First taste of office...
My second day at iDiscoveri. If I said yesterday’s first half was uninteresting, today was out-and-out frustrating. Initially (for the first hour and a half), I remained silent. My mentor, the Director of iDiscoveri – Gaurav Saklanie – was preoccupied with some work. He had assured me that the CEO would be meeting me today. You must consider that that was for me a very exciting proposition: after yesterday’s no-event, no-excitement let down. But a promise is in itself not enough for gratification: I hope it was. I waited, and waited, and waited. The morning sky changed shades, lunch happened, and even the tea-before-tea was served, but still no call from the CEO.
But, as I guess most people realise by my age, God is the ultimate sadist. The body’s natural defence against disappointment is self-pity. After disappointment has had its fun for some time, the body unleashes this wonderful defence, so that one can at least enjoy one of the most excellent sources and forms of sympathy. However, having borne my disappointment all day, just when I was beginning to seriously feel sorry for myself, I was asked to proceed to the CEO’s cabin.
You must realise, here, that a man is likely to be at his best when he is feeling good about himself. Certainly not when he has been feeling sorry. I had been in a state of preparation since morning. But, having seen the sun go up and start coming down, I was tired, and my spirits were lower than I would have liked. I’m telling you all of this because what followed within that cabin is likely to stay in my mind for a considerable part of my life.
Mr. Rajpal (my CEO), Gaurav (the aforesaid Director), and Saurabh (the saving grace of yesterday) were all there, to discuss my work at iDiscoveri. For the first time, in a long while, I had been given such attention: very flattering, I thought. If this was sugar, what followed was an enormous rich, double-layered chocolate truffle, topped with freshly whipped crème, and lined with hot chocolate sauce.
In an outrightly matter-of-fact fashion, I was told, "Mr. Dhruuv (my CEO, generally, puts in an extra u while uttering that beautiful sound), I have some work for you. You shall be doing two projects for us. The first shall be a work of secondary research, and the second shall be primary research. I hope you can appreciate the difference between the two?"
I don’t think I did, then, but I timidly nodded and allowed some air to escape my lips, which resembled a "yes".
"Good." Your first assignment is to, WITHIN THE NEXT 100 DAYS, become one of the world’s greatest authorities on ALL the work that has been done, in the USA, within the areas of LEARNING and CHILD DEVELOPMENT during the past 20 YEARS. So, lose your night’s sleep or gain it, read books, or search the net, do what you will, but by the end of next week give me a written abstract of what you are going to present in your research.

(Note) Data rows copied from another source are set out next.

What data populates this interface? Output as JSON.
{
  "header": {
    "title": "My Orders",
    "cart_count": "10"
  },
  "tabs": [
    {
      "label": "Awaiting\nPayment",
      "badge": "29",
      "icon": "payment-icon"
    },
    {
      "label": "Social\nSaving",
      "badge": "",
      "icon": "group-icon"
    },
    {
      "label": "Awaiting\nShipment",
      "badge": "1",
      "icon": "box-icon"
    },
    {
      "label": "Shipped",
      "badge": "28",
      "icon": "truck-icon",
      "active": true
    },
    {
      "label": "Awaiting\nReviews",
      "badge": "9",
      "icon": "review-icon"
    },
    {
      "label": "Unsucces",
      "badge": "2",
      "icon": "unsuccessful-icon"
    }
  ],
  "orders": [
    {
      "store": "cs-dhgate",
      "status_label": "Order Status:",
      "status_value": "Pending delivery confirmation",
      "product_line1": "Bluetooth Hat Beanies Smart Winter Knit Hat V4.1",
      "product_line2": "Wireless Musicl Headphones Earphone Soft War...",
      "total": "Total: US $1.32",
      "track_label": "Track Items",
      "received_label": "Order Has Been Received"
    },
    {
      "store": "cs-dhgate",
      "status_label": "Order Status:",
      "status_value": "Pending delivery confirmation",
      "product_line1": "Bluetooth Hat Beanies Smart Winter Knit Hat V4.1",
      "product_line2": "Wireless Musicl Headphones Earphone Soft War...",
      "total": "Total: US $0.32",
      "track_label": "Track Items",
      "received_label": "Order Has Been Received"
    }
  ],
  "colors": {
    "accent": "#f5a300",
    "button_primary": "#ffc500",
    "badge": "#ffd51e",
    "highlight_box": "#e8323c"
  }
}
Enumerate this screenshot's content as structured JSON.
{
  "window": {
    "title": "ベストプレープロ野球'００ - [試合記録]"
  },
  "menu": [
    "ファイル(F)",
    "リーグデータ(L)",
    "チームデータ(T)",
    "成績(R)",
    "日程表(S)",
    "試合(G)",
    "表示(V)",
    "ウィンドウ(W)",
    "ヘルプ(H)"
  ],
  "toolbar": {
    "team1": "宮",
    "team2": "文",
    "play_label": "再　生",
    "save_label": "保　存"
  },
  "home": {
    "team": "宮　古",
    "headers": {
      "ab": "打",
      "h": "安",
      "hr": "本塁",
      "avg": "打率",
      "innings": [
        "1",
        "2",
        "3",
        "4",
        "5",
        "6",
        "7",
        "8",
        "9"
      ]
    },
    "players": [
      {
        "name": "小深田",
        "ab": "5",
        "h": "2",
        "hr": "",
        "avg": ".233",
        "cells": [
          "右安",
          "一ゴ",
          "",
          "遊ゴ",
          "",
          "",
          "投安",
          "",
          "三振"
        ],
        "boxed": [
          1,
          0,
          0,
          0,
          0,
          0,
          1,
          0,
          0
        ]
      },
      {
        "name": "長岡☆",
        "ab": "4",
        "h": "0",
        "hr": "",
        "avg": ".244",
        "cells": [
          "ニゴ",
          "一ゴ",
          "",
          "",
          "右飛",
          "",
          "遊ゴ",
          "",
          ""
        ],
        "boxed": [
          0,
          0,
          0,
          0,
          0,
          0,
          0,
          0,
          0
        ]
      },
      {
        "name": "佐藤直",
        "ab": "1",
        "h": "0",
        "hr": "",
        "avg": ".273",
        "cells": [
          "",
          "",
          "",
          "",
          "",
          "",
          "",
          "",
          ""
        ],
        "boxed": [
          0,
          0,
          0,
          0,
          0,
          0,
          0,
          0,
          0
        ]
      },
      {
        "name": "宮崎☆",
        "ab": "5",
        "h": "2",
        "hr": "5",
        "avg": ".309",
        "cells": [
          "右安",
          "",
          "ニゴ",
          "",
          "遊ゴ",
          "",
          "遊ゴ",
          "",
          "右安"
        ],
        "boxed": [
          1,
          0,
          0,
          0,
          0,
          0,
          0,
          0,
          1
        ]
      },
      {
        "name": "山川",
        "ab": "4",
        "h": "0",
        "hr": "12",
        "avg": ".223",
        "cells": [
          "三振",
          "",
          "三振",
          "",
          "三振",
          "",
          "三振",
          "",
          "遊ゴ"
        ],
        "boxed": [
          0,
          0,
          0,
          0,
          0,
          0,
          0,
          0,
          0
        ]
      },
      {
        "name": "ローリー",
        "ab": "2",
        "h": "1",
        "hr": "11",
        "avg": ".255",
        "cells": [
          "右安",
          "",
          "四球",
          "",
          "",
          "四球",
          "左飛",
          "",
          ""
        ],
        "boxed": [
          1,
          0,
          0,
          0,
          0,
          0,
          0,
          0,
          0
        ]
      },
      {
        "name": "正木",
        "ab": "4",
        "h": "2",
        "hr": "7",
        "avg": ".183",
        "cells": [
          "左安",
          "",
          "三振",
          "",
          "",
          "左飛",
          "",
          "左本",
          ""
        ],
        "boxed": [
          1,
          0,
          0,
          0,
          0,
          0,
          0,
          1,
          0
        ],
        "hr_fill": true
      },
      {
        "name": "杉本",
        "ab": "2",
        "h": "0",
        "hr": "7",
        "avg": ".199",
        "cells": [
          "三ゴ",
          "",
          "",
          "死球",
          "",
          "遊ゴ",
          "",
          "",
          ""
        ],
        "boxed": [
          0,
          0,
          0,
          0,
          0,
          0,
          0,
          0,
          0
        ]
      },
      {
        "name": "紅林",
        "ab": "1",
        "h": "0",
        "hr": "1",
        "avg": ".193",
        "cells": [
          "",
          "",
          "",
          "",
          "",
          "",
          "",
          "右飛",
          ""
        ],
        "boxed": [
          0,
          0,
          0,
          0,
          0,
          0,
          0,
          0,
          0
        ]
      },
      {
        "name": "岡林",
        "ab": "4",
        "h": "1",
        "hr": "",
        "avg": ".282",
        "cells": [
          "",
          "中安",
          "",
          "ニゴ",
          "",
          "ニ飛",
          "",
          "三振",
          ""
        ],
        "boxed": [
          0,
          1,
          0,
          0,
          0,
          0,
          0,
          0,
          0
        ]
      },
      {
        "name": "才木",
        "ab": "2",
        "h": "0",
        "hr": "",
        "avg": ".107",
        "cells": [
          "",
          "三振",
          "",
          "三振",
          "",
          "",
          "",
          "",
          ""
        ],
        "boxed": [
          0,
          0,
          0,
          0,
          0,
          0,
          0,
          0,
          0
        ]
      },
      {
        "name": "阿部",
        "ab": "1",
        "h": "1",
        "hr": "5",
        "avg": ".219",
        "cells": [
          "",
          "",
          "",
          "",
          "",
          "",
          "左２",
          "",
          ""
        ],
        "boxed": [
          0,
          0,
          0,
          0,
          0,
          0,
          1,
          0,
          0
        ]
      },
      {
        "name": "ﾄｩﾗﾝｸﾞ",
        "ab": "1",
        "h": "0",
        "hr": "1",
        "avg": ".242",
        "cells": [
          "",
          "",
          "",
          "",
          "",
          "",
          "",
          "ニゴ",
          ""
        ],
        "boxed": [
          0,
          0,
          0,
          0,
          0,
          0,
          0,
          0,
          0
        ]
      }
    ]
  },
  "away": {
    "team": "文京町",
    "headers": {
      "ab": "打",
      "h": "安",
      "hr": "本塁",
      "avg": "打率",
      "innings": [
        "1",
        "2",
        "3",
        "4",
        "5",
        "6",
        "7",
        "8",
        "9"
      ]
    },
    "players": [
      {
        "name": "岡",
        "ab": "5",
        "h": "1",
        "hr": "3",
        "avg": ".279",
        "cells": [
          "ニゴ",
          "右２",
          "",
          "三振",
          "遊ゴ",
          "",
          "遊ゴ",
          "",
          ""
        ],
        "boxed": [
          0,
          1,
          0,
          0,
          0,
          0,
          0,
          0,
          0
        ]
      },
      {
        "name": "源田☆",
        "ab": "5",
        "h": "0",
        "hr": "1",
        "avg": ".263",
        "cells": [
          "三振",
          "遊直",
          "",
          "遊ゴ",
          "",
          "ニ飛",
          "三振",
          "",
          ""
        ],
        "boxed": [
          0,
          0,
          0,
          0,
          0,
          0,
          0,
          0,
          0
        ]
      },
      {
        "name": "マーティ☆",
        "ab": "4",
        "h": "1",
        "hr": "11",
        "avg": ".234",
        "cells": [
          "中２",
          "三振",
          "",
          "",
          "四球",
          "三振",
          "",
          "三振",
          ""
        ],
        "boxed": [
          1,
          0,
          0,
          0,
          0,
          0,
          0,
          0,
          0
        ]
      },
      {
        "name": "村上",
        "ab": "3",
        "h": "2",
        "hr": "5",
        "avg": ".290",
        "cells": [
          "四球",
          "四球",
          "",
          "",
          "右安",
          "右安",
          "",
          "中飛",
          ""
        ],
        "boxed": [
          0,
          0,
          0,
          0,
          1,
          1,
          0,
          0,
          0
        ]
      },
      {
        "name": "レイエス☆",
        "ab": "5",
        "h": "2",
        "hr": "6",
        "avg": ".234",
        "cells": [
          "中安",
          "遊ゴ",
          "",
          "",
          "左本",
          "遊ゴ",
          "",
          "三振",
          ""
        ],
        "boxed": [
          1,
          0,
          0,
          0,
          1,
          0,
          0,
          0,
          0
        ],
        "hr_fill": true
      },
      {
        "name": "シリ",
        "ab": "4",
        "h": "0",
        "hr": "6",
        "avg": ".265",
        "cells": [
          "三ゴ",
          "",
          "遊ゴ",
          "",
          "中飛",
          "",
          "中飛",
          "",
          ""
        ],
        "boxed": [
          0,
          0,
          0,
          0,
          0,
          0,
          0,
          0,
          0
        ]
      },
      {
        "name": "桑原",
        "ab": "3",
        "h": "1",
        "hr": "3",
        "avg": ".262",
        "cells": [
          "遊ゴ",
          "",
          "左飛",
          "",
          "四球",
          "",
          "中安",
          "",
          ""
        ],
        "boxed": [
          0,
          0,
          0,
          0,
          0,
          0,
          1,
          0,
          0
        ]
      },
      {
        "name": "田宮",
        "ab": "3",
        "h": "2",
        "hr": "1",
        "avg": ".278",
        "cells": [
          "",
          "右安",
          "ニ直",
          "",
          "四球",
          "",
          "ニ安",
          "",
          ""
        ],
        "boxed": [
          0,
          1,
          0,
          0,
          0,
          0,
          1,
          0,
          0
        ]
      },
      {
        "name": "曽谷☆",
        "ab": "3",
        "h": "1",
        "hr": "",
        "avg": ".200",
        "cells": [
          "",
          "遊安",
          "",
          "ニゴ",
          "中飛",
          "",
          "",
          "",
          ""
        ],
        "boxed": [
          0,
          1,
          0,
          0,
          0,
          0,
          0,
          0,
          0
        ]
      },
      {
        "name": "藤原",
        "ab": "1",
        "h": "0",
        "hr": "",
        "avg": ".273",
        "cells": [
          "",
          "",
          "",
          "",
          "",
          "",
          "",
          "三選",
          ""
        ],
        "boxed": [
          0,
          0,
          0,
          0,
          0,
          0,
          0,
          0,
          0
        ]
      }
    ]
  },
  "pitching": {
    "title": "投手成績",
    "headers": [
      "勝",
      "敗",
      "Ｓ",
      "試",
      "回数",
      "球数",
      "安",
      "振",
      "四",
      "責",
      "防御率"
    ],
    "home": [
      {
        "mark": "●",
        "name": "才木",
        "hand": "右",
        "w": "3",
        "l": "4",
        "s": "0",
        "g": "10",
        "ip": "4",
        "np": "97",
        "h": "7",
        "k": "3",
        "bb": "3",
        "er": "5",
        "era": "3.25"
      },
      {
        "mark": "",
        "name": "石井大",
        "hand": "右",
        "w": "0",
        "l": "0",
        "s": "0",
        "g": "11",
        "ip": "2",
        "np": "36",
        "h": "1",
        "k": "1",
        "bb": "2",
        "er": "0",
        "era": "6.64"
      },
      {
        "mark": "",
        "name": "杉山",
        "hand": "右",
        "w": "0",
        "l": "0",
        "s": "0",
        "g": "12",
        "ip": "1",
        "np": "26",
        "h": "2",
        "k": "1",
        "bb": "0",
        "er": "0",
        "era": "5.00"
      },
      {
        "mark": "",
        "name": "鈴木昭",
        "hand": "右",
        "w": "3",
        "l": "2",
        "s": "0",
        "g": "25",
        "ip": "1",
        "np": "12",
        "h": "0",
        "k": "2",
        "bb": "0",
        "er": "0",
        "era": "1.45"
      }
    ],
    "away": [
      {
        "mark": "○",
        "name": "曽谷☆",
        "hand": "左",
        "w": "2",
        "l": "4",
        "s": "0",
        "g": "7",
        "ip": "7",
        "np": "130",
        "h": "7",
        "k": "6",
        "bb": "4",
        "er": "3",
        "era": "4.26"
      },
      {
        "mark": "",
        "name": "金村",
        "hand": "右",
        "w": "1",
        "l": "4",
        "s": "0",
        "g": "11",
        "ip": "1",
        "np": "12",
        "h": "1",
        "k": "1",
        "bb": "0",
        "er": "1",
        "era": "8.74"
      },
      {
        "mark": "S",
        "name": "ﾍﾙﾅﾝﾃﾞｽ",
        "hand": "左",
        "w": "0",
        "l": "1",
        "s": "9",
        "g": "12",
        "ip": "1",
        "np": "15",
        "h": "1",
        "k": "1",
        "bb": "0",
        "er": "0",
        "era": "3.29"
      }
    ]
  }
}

As I later got an opportunity to communicate to him, I can’t remember when I had last felt so intimidated. Within five minutes I had lost three shades of my complexion, lost almost all of my voice, to say nothing about courage.
"You shall be presenting a paper on this research in a national conference that shall be happening in July, in Ladakh. I shall be meeting you only once a week, for one hour. You must realise that I don’t always get to spend that much time with my children every week, so be aware of the kind of respect you are getting from me. Now, it is up to you to make or break that time that we spend together."
All this while, I had been noticing that Mr. Rajpal has an inherently humorous way of speaking. He would, on and off drop, in statements like, "I may not have all the answers in the universe, though you may very often believe so." But the problem lay in the fact that he said everything with such a straight face, that one didn’t feel encouraged to express one’s appreciation of the humour. But even that could have been endured. What was really causing me to choke was that Gaurav and Saurabh, sitting next to me, were laughing away without the inhibitions. God save all from such situations!
He continued relentlessly, "Your second project is to carry out an empirical research, using both qualitative and quantitative methods, to determine what pains the parents of school children across Delhi. Your sample size shall be 300 pairs of parents, from different localities of Delhi. Your study should be able to reveal sex-differences within the sample, children’s age-graded norms, and the differences in the reactions of public school and government school children. Dhruuv, if you do this work nicely, we shall propel you to the international scene, and get you very positive attention. However, if you do not respond to the challenge you’ve been given, you may not even be around for the whole of 14 months. Any questions?"
What happened after that was less funny, so it doesn’t get space here. But I had an inexpressibly peculiar experience. I was shaken, but not disintegrated; I was segregated, but not alone; I was stepping into the world, with the spotlight on me, the button in my hand.